NEW YORK (GenomeWeb) – In an analysis of nearly 70,000 women, researchers from the University of Cambridge and elsewhere have linked more than 40 regions of the genome to a woman's age at menopause.
Many of these regions are associated with DNA damage response genes, including BRCA1, as the researchers reported today in Nature Genetics.
"We have known for some time that the age at which women go through menopause is partly determined by genes. This study now tells us that there are likely hundreds of genes involved, each altering menopause age by anything from a few weeks to a year," study author John Perry from Cambridge said in a statement. "It is striking that genes involved in DNA repair have such an important influence on the age of menopause, which we think is due to their effect on how quickly a woman's eggs are lost throughout her lifetime."
Women typically go through menopause between the ages of 40 years and 60 years of age, and earlier menopause has been linked to a lower risk of breast cancer, but a higher risk of osteoporosis, cardiovascular disease, and type 2 diabetes.
Through a genome-wide association study drawing on 69,360 women of European ancestry, Perry and his colleagues homed in on 1,208 SNPs that were significantly associated with age at natural menopause. Based on these SNPs, the researchers uncovered 54 independent signals in 44 genomic regions.
They then supplemented their GWAS with a meta-analysis of 39,026 women who'd been genotyped on exome arrays, and with a follow-up study of 10 low-frequency non-synonymous SNPs in 10,157 women from a Decode study that imputed rare variant genotypes. The combined analysis uncovered missense alleles in the HELB and SLCO4A1 genes that were linked to age at menopause.
HELB encodes DNA helicase B, a DNA helicase that unwinds DNA during replication, transcription, repair, and recombination, while SLCO4A1, or solute carrier organic anion transporter family, member 4A1, transports organic anions like thyroid hormones and estrone-3-sulfate, the researchers noted.
Perry and his colleagues' analyses also pointed to the contribution of other SNPs in DNA damage response pathways to age at menopause. Pathway analysis, they noted, found that 29 of the 44 regions highlighted by their GWAS contained one or more DNA damage response genes within 500 kilobases.
Intriguingly, the researchers uncovered a SNP signal that was highly correlated with four common nonsynonymous variants in BRCA1. None of those variants, the researchers noted, have been linked to breast cancer susceptibility. Additionally, 15 other signal genes, including, BRE, CHEK2, and RAD5, were found to have at least one direct link to BRCA1, such as being a binding partner.
Though many of the genes that Perry and his colleagues identified have roles in double-stranded break repair, they noted that genes in other repair mechanisms like mismatch repair and base-excision repair, as well as in DNA damage checkpoints and the cellular response to damage, were also linked to age at menopause.

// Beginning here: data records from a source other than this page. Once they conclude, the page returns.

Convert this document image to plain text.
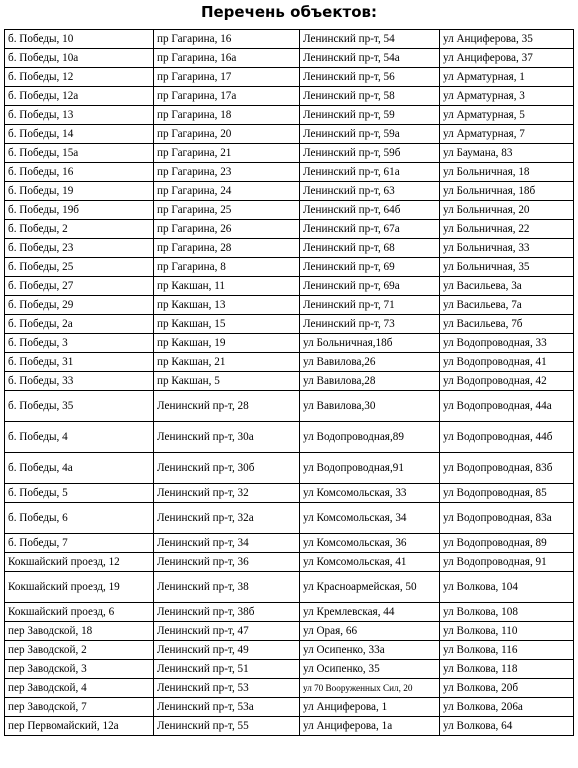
Перечень объектов:
б. Победы, 10	пр Гагарина, 16	Ленинский пр-т, 54	ул Анциферова, 35
б. Победы, 10а	пр Гагарина, 16а	Ленинский пр-т, 54а	ул Анциферова, 37
б. Победы, 12	пр Гагарина, 17	Ленинский пр-т, 56	ул Арматурная, 1
б. Победы, 12а	пр Гагарина, 17а	Ленинский пр-т, 58	ул Арматурная, 3
б. Победы, 13	пр Гагарина, 18	Ленинский пр-т, 59	ул Арматурная, 5
б. Победы, 14	пр Гагарина, 20	Ленинский пр-т, 59а	ул Арматурная, 7
б. Победы, 15а	пр Гагарина, 21	Ленинский пр-т, 59б	ул Баумана, 83
б. Победы, 16	пр Гагарина, 23	Ленинский пр-т, 61а	ул Больничная, 18
б. Победы, 19	пр Гагарина, 24	Ленинский пр-т, 63	ул Больничная, 18б
б. Победы, 19б	пр Гагарина, 25	Ленинский пр-т, 64б	ул Больничная, 20
б. Победы, 2	пр Гагарина, 26	Ленинский пр-т, 67а	ул Больничная, 22
б. Победы, 23	пр Гагарина, 28	Ленинский пр-т, 68	ул Больничная, 33
б. Победы, 25	пр Гагарина, 8	Ленинский пр-т, 69	ул Больничная, 35
б. Победы, 27	пр Какшан, 11	Ленинский пр-т, 69а	ул Васильева, 3а
б. Победы, 29	пр Какшан, 13	Ленинский пр-т, 71	ул Васильева, 7а
б. Победы, 2а	пр Какшан, 15	Ленинский пр-т, 73	ул Васильева, 7б
б. Победы, 3	пр Какшан, 19	ул Больничная,18б	ул Водопроводная, 33
б. Победы, 31	пр Какшан, 21	ул Вавилова,26	ул Водопроводная, 41
б. Победы, 33	пр Какшан, 5	ул Вавилова,28	ул Водопроводная, 42
б. Победы, 35	Ленинский пр-т, 28	ул Вавилова,30	ул Водопроводная, 44а
б. Победы, 4	Ленинский пр-т, 30а	ул Водопроводная,89	ул Водопроводная, 44б
б. Победы, 4а	Ленинский пр-т, 30б	ул Водопроводная,91	ул Водопроводная, 83б
б. Победы, 5	Ленинский пр-т, 32	ул Комсомольская, 33	ул Водопроводная, 85
б. Победы, 6	Ленинский пр-т, 32а	ул Комсомольская, 34	ул Водопроводная, 83а
б. Победы, 7	Ленинский пр-т, 34	ул Комсомольская, 36	ул Водопроводная, 89
Кокшайский проезд, 12	Ленинский пр-т, 36	ул Комсомольская, 41	ул Водопроводная, 91
Кокшайский проезд, 19	Ленинский пр-т, 38	ул Красноармейская, 50	ул Волкова, 104
Кокшайский проезд, 6	Ленинский пр-т, 38б	ул Кремлевская, 44	ул Волкова, 108
пер Заводской, 18	Ленинский пр-т, 47	ул Орая, 66	ул Волкова, 110
пер Заводской, 2	Ленинский пр-т, 49	ул Осипенко, 33а	ул Волкова, 116
пер Заводской, 3	Ленинский пр-т, 51	ул Осипенко, 35	ул Волкова, 118
пер Заводской, 4	Ленинский пр-т, 53	ул 70 Вооруженных Сил, 20	ул Волкова, 20б
пер Заводской, 7	Ленинский пр-т, 53а	ул Анциферова, 1	ул Волкова, 206а
пер Первомайский, 12а	Ленинский пр-т, 55	ул Анциферова, 1а	ул Волкова, 64
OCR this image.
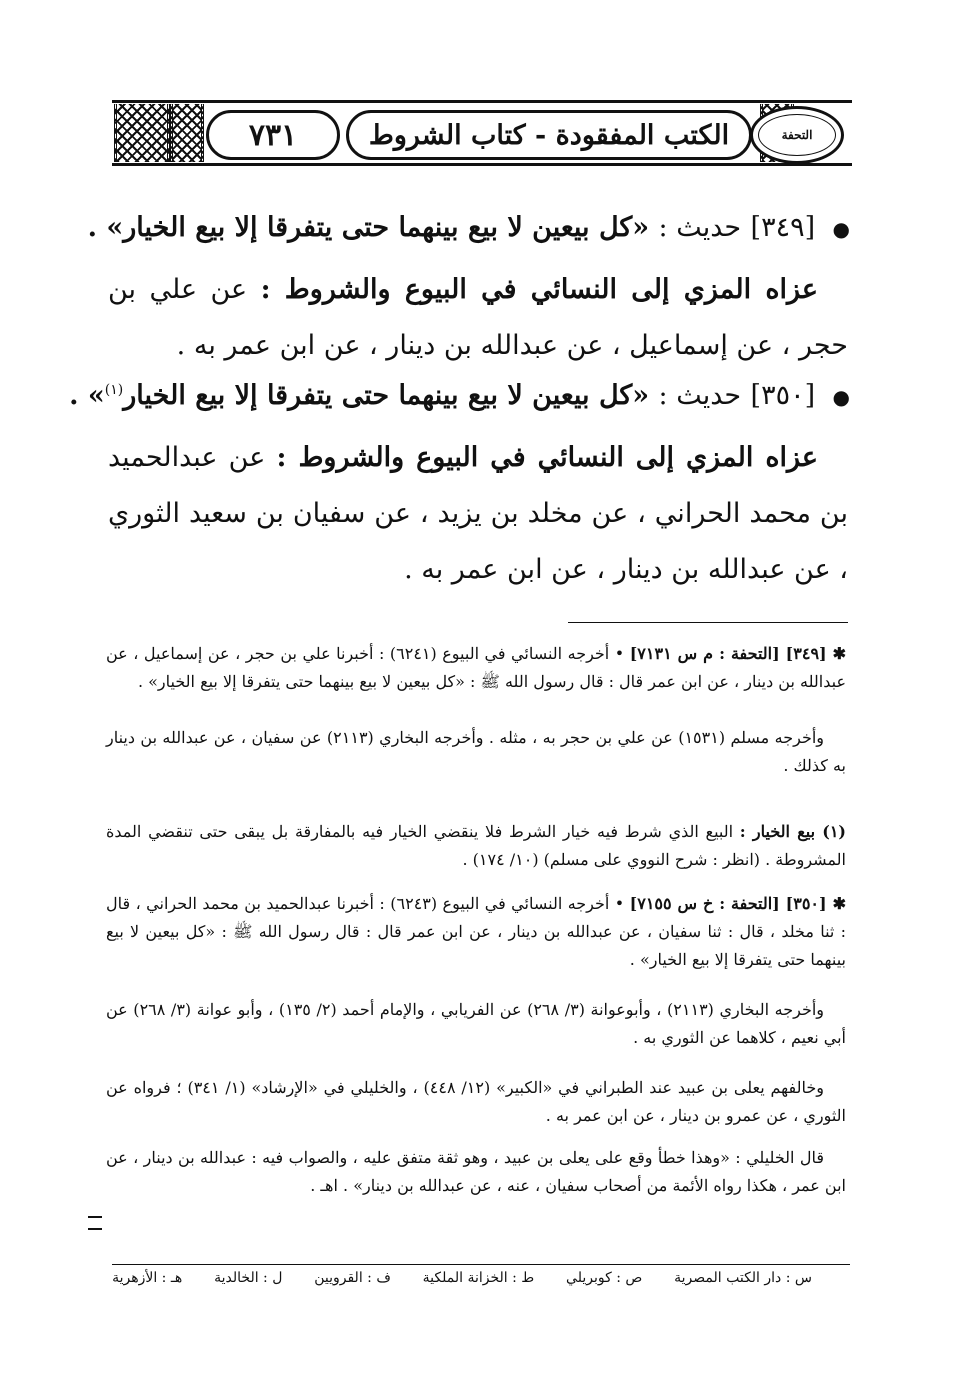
٧٣١	الكتب المفقودة - كتاب الشروط	التحفة
● [٣٤٩] حديث : «كل بيعين لا بيع بينهما حتى يتفرقا إلا بيع الخيار» .
عزاه المزي إلى النسائي في البيوع والشروط : عن علي بن حجر ، عن إسماعيل ، عن عبدالله بن دينار ، عن ابن عمر به .
● [٣٥٠] حديث : «كل بيعين لا بيع بينهما حتى يتفرقا إلا بيع الخيار$^{(١)}$» .
عزاه المزي إلى النسائي في البيوع والشروط : عن عبدالحميد بن محمد الحراني ، عن مخلد بن يزيد ، عن سفيان بن سعيد الثوري ، عن عبدالله بن دينار ، عن ابن عمر به .
✱[٣٤٩] [التحفة : م س ٧١٣١] • أخرجه النسائي في البيوع (٦٢٤١) : أخبرنا علي بن حجر ، عن إسماعيل ، عن عبدالله بن دينار ، عن ابن عمر قال : قال رسول الله ﷺ : «كل بيعين لا بيع بينهما حتى يتفرقا إلا بيع الخيار» .
وأخرجه مسلم (١٥٣١) عن علي بن حجر به ، مثله . وأخرجه البخاري (٢١١٣) عن سفيان ، عن عبدالله بن دينار به كذلك .
(١) بيع الخيار : البيع الذي شرط فيه خيار الشرط فلا ينقضي الخيار فيه بالمفارقة بل يبقى حتى تنقضي المدة المشروطة . (انظر : شرح النووي على مسلم) (١٠/ ١٧٤) .
✱[٣٥٠] [التحفة : خ س ٧١٥٥] • أخرجه النسائي في البيوع (٦٢٤٣) : أخبرنا عبدالحميد بن محمد الحراني ، قال : ثنا مخلد ، قال : ثنا سفيان ، عن عبدالله بن دينار ، عن ابن عمر قال : قال رسول الله ﷺ : «كل بيعين لا بيع بينهما حتى يتفرقا إلا بيع الخيار» .
وأخرجه البخاري (٢١١٣) ، وأبوعوانة (٣/ ٢٦٨) عن الفريابي ، والإمام أحمد (٢/ ١٣٥) ، وأبو عوانة (٣/ ٢٦٨) عن أبي نعيم ، كلاهما عن الثوري به .
وخالفهم يعلى بن عبيد عند الطبراني في «الكبير» (١٢/ ٤٤٨) ، والخليلي في «الإرشاد» (١/ ٣٤١) ؛ فرواه عن الثوري ، عن عمرو بن دينار ، عن ابن عمر به .
قال الخليلي : «وهذا خطأ وقع على يعلى بن عبيد ، وهو ثقة متفق عليه ، والصواب فيه : عبدالله بن دينار ، عن ابن عمر ، هكذا رواه الأئمة من أصحاب سفيان ، عنه ، عن عبدالله بن دينار» . اهـ .
س : دار الكتب المصرية
ص : كوبريلي
ط : الخزانة الملكية
ف : القرويين
ل : الخالدية
هـ : الأزهرية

Across the 56 SNPs linked to age at menopause, the researchers uncovered, using a Mendelian randomization approach, a positive correlation between the effect sizes in age at menopause and the effect size for breast cancer risk.
Using those SNPs, the researchers developed a polygenic risk score, which they weighted based on effect size of those SNPs. From that, they found that for each genetically predicted one-year increase in age at menopause, there was an associated 6 percent increase in risk of developing breast cancer.
Through that and additional stratified analyses, the researchers suggested that the menopause-related variants influence breast cancer risk by their influence on menopause timing.
The researchers further hypothesized that the DNA damage response, particularly double-stranded break repair, during recombination at meiosis may be a mechanism through which oocyte numbers are regulated. This then affects the size of the oocyte pool and the age at which menopause occurs.
"Many women today are choosing to have babies later in life, but they may find it difficult to conceive naturally because fertility starts to diminish at least 10 years before menopause," added senior author Anna Murray from the University of Exeter Medical School. "Our research has substantially increased our understanding of how reproductive aging in women happens, which we hope will lead to the development of new treatments to avoid early menopause."